The discriminator is shown pictures, or other data, from a dataset and fake ones created by the generator. It has to evaluate the quality of synthetic data or content.

Using discriminators in GANs leads to a more secure customer experience through improved fraud detection. This is because the discriminator gets better at telling real from fake.

Discriminators in GANs helps teams evaluate the quality of synthetic data or content and aid in fraud detection and personalized marketing.

Here are some key benefits of using discriminators in GANs:

  • Improved fraud detection for a more secure customer experience
  • Helps teams evaluate the quality of synthetic data or content
  • Aids in fraud detection and personalized marketing

How Does Work?

An artist's illustration of artificial intelligence (AI). This image visualises artificial general intelligence, or AGI. It was created by Wes Cockx as part of the Visualising AI project l...
Credit: pexels.com, An artist's illustration of artificial intelligence (AI). This image visualises artificial general intelligence, or AGI. It was created by Wes Cockx as part of the Visualising AI project l...

Traditional AI systems are trained on large datasets of labeled data, which helps them identify patterns and make predictions or generate outputs. This is how expert systems, decision trees, and natural language processing (NLP) systems work.

Expert systems, for instance, are designed to emulate the knowledge and expertise of human experts in a specific field, such as diagnosing diseases or troubleshooting technical problems. This can be incredibly helpful in fields like healthcare and technology.

Decision trees, on the other hand, use a set of rules to make decisions, like approving loan applications or recommending products to customers. I've seen decision trees used in customer service chatbots to provide personalized recommendations.

NLP systems, which are used in search engines, chatbots, and machine translation systems, are able to understand and generate human language.
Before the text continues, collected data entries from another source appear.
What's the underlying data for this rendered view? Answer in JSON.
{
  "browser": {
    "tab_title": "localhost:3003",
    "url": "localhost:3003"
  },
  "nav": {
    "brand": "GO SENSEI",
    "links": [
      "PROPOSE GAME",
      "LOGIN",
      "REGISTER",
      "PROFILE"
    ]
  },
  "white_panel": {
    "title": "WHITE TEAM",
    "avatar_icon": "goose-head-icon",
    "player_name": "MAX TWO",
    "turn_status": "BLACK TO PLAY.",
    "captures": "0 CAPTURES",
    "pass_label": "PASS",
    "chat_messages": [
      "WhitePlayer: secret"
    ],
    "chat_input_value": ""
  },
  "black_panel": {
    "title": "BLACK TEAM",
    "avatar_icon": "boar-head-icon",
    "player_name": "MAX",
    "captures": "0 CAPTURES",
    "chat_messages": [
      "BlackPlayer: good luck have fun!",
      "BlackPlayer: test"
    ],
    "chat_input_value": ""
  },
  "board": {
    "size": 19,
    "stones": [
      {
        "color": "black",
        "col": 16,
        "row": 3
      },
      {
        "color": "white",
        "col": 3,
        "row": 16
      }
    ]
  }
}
This is a key feature of many AI-powered tools that help us communicate more effectively.

Here are some examples of how traditional AI systems work:

  • Expert systems: Diagnosing diseases, troubleshooting technical problems, or providing financial advice.
  • Decision trees: Approving loan applications, recommending products to customers, or making other decisions based on rules.
  • Natural language processing (NLP): Search engines, chatbots, and machine translation systems.

Carrie Chambers

Senior Writer

Carrie Chambers is a seasoned blogger with years of experience in writing about a variety of topics. She is passionate about sharing her knowledge and insights with others, and her writing style is engaging, informative and thought-provoking. Carrie's blog covers a wide range of subjects, from travel and lifestyle to health and wellness.

Love What You Read? Stay Updated!

Join our community for insights, tips, and more.